Paul Leduc
Con ojos de cinéfilo #3
Como fichas de Casino
Considerado uno de los directores más influyentes de su generación, Martin Scorsese (Nueva York, 1942) revolucionó el llamado cine de gángsters, en cuyas bases, en los años 30, se pueden rastrear emblemáticos filmes como El enemigo público (1931) de William A. Wellman, y Los violentos años veinte (1939), de Raoul Walsh, protagonizadas por James Cagney.
Junto con Francis Ford Coppola y su trilogía El padrino, Brian de Palma con Scarface, 1983, y Los intocables, 1987; Scorsese convirtió en taquilla, con altos ribetes de calidad artística, el crimen organizado en Estados Unidos desde que filmó Mean Streets en 1973: le seguirían Goodfellas, 1990; Casino, 1995; Pandillas de Nueva York, 2002… Sus filmes abordan, además, los temas de la vida italo-estadounidense, cuya emigración a finales del siglo XIX e inicios del XX está relacionada, en su cine, con la mafia y el contrabando; los conceptos de culpa y redención de la Iglesia católica (La última tentación de Cristo, 1988; Silencio, 2016), así como la corrupción y la violencia propia en la sociedad estadounidense (Alicia ya no vive aquí, 1974; El color del dinero, 1986; La edad de la inocencia, 1993; Bringing Out the Dead, 1999).

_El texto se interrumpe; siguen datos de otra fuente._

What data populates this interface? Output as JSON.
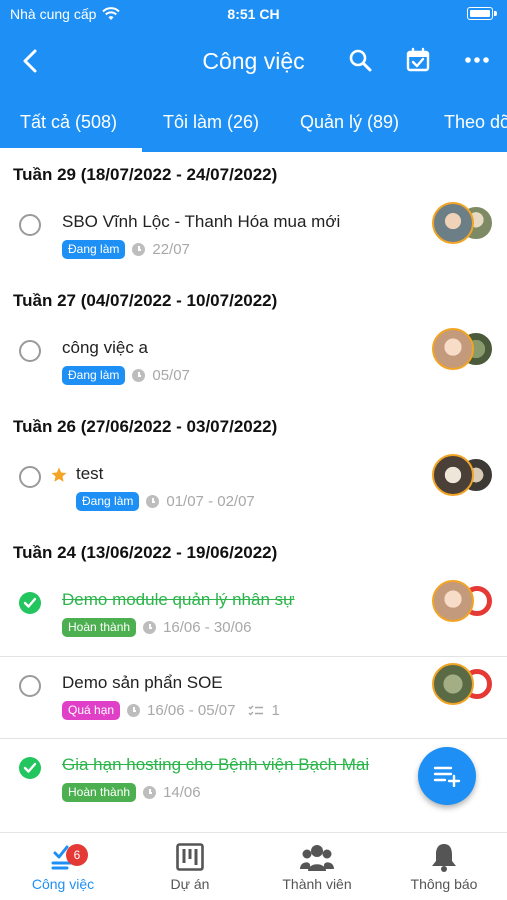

En Casino, filme que nos ocupa ahora, repite con un dúo conocido (Robert De Niro y Joe Pesci). Con De Niro había trabajado en varias de sus principales películas, desde Taxi Driver, Toro salvaje y Goodfellas, y con ambos volvería a hacerlo recientemente en El irlandés (2019). Y además, encontramos a una fenomenal Sharon Stone, cotizada por Hollywood después del despegue en Instinto básico (1992) de Paul Verhoeven y aquel famoso cruce de piernas.
Casino trata, precisamente, sobre los casinos controlados por la mafia italo-americana en los años 70 y 80 en la ciudad de Las Vegas y el papel de Sam “Ace” Rothstein, un judío americano dedicado a las apuestas deportivas y el juego de alto nivel, que es llamado por esta para que supervise las actividades del casino Tangiers en esa urbe. A eso le sumamos el personaje de Joe Pesci, quien encarnó a Nicky Santoro, un criminal que existió en la vida real y que fue enviado a Las Vegas para asegurar que el dinero que se sacaba ilegalmente de las ganancias del Tangiers llegara a manos de los jefes de la mafia.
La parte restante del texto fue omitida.